Of course there are other factors that go into the equation which are not so easy to prepare in advance for: The count, the type of pitcher that is likely to be thrown, the weather, ballpark, etc. Baser runners and coaches also need to be aware of pitchers who sometimes use a slide step as well. Most of these things a good base stealer takes into consideration anyway.
At the least, the manager or a coach before the game should go over with all the players, especially the base runners: “OK, you, you and can run today, but you, you, and you cannot - based on the catcher and pitcher times.”
70% (on straight steals) is a bad success rate for a player and a terrible one for a team, even if that is above the break even point. As we have pointed out many times, if you are only running when you have AT LEAST above 70% success rate or so (or whatever is break even), your overall success rate should be higher than that. And that is only for an individual runner. ALL individual base stealers should be at least several points above the break even point. Your better base stealers will be a lot higher even if they are running a lot, since against many pitcher/catcher combos they are 90% or better.
So for a team, you should have your worst runners occasionally running with a success rate of 72% or so. Your next best runners will run more with a success rate of 75%. Your best runners will steal a lot with an overall success rate of 85% or more. So for a team, their overall success rate should be close to 80%! Anything less than that has to be suboptimal.


There is a problem with the concept of the break-even point (even after factoring in leverage). Let’s assume that 70% is the appropriate break-even point for a particular team (after factoring in the base-out state of all of that teams steal attempts). The concept of break-even percentage would make equal a team that attempted only 10 steals in a year (getting caught 3 times) with a team that made 1000 attempts a year (getting caught 300).
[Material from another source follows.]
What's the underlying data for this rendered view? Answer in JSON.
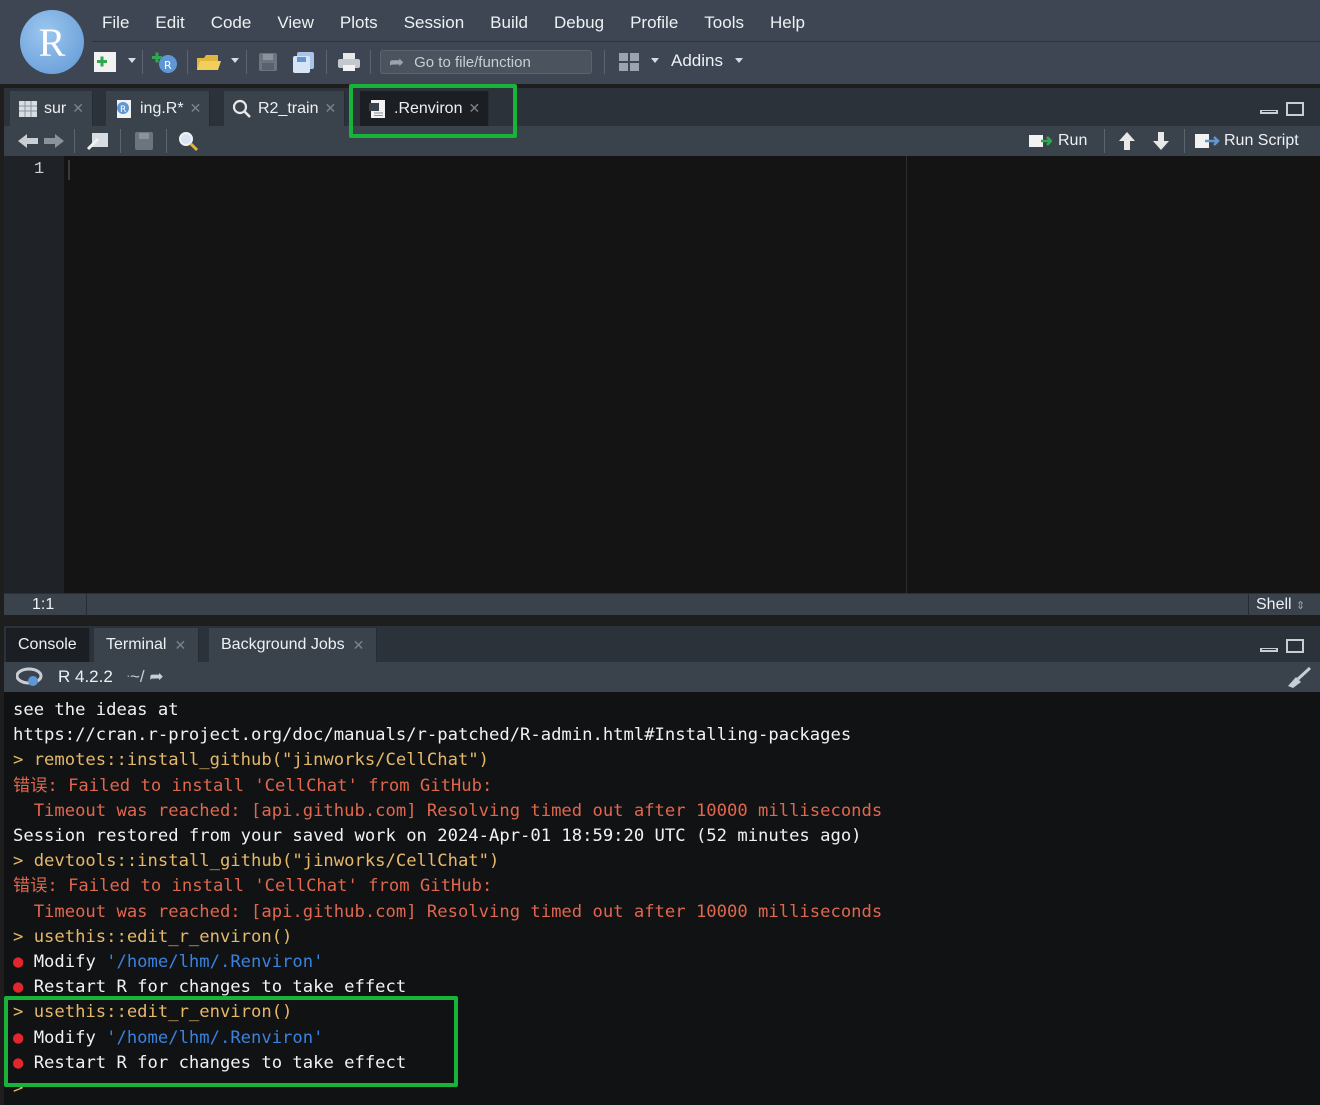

From a WE standpoint, the +runs for each team would be 0, but there must be some effect (good or bad - from the perspective of the running team - I am not sure which) just from the attempt. Just to note two effects, the running team will subject both its runners and the opposing pitcher (and to a lesser extent the opposing catcher) to additional fatigue. That, in and of itself, has to be worth something. What, and which way it pulls, I am not sure.
I bring this up because your suggestion is that it is best to have a higher SB%. That might be correct. It also might be correct that the game-effects of an attempt have positive value to the team making the attempts. If that is the case, your time from P to 2B might be better used to maximize attempts (accepting an overall SB% near the break-even point) rather than maximizing SB% (which, with that information and very conservative play, you could probably get near 100% - with far fewer attempts).
Your suggestion, ultimately, is that the team should use this information to keep the poor runners (by which I assume you mean in this case to strickly limit to base-stealers, not base running, generally) at the break-even point while allowing the better base-stealers to approach 85%. Since the decisions made will always be trading probability of success with rate of attempts, how do you conclude that the optimal strategy is an overall success rate of around 80% with weaker runners at the break-even point and better runners well above it?